What's the mechanism? Here's a Canadian study showing that while 40% of Canadian men have worked at some point for their father's employer, that rises to 70% of Canadian men whose fathers' incomes are in the top 1%. (Part of a series of blog posts on possible explanations for inequality; the author, Miles Corak, is a former labor economist at Statistics Canada.)

pwnguin: note that in the US, being a millionaire isn't enough to put you in the top 5% by household wealth. The top 1% have more than $5 million in household wealth. See Table 3 (page 45) in this paper.
posted by russilwvong at 12:48 PM on November 29, 2011 [1 favorite]


Also, echoing valkyryn, this doesn't mean that the top 1% are not working long hours. A brief blog post by Paul Krugman. Or see this article by Roger Martin and Mihnea Moldoveanu on capital vs. talent: a lot of the top 1% are highly-paid employees (CEOs and investment bankers, for example).
posted by russilwvong at 12:57 PM on November 29, 2011


The Myth of the Meritocracy is a good one stop shop for this kind of discussion. There are many more advantages to being born into the middle class (or above) than merely money itself - there's also the matter of connections, social capital, peer expectations, etc.

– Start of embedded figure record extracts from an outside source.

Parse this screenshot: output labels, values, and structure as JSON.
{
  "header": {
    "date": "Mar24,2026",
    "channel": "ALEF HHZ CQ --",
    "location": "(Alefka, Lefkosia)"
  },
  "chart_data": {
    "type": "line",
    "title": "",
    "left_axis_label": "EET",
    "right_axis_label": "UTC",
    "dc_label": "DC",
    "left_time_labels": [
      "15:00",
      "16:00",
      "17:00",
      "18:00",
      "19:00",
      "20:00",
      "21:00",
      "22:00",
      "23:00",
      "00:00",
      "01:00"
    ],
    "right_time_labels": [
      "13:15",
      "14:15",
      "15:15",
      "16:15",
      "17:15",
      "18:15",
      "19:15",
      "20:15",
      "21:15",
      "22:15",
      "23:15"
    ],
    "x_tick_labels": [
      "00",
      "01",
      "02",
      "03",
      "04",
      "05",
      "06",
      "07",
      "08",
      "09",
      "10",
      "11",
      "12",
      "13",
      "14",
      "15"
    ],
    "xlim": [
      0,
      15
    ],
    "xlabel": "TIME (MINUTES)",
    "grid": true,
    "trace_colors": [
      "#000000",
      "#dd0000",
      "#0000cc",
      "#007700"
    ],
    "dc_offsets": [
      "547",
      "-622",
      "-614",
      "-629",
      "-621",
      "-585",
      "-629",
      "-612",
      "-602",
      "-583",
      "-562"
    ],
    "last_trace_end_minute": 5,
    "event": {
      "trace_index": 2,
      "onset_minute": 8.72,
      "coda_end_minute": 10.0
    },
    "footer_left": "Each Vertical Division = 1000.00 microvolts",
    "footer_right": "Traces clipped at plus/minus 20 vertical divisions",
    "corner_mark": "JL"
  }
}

That said, I just finished reading The Millionare Next Door, which reads quite a bit like market research (written by two professors of Marketing) rather than policy analysis. Their surveys suggest that 80 percent of millionaires are first generation wealthy. They make a critical distinction though, between income and wealth. If you spend every dollar you earn, you're not wealthy.

If I recall correctly, The Myth of the Meritocracy has a decent takedown of The Millionaire Next Door. If it wasn't that book it was taking down, it was a similar book.

I think we all know that people who are born into privilege still have to work hard to get through life and hold down actual jobs. The OP asked for information about those in "the 1%" today who were born either in poverty or in wealth. If you don't have information about the question the OP is actually asking, then please take the derail elsewhere.
posted by Sticherbeast at 1:25 PM on November 29, 2011 [2 favorites]


If I recall correctly, The Myth of the Meritocracy has a decent takedown of The Millionaire Next Door.

I'd be interested to see such a debunking, since I have my ideas of how one might do it. But I'm not finding anything on Amazon going by the name of The Myth of Meritocracy. I did spot a book titled The Meritocracy Myth published recently.

Though browsing the preview I did spot an oddity: claiming that Democracy in America was published in 1967. Not particularly important but it does undermine the "well researched" impression they want to give off.
posted by pwnguin at 7:25 PM on December 25, 2011


Sorry, yes, it was The Meritocracy Myth. Not sure why I kept getting the title wrong.